Jobs disappear when they are submitted. Navid should give pipeline lsf job number when it is submitted. We should have mechanism for monitoring jobs from web.
Express queue sometimes takes >45 minutes to start jobs. Thus Navid's cleanup jobs can be delayed for a long time.
Sometimes we exceed 600 simultaneous connections to database. New connection pool will queue excess connections and mitigate this problem.
Database hiccup can cause status of pipeline to become very confused. Actual problem seen was caused by two job schedulers running simultaneously on test pipeline.
No script to nuke running jobs (in case of pending database outage).
We should have a web interface to allow to look at batch jobs. This could be tied into pipeline if pipeline new LSF job number.
Cannot view log file while job is running. Navid puts job file in temporary location and moves it at end of job (Why? We should ask Navid). Dan has location of log file so web interface could show it.
Lack of timestamps (in log files). Tom suggests writing timestamp plus node to log file at every transition. Matt suggests using Perl logger for messages printed by batch system. Matt suggests replaceing print statements with C++ logger, but Richard points out Gaudi already has message service.

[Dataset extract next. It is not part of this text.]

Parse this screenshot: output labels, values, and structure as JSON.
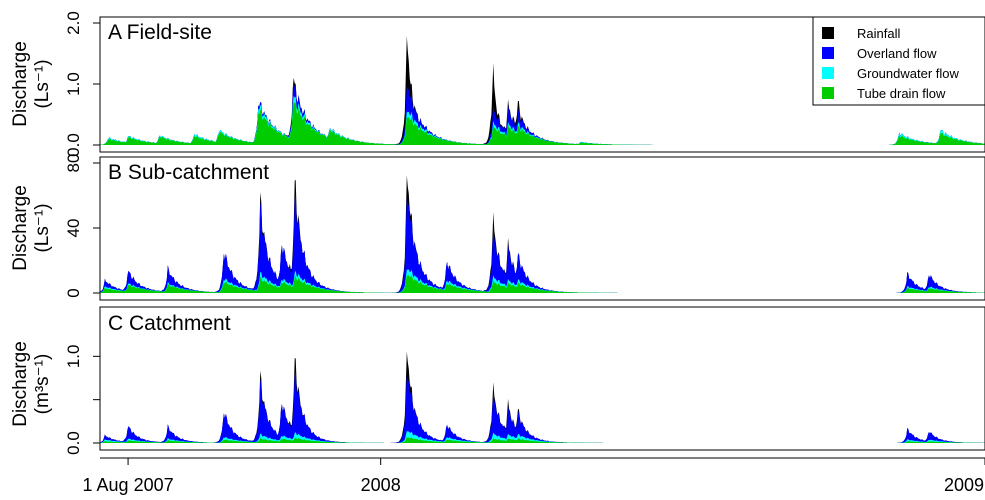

Writing all log files to u05 will eventually cause NFS problems.
We have not been able to successfully use scratch space reliably with non-Babar machines. We should raise this with SCCS. (Perhaps we can use lsf to tell us which machines have scratch space).
Tom would like to be able to change queues for tasks.
Would like to have a flexible way to specify file locations.
Hard to grep log files because file names (x2000) exceed unix command line limit.
Should not have to edit gleam wrapper script.
Display summary of running jobs in task (e.g. cpu time used, node, time queued etc).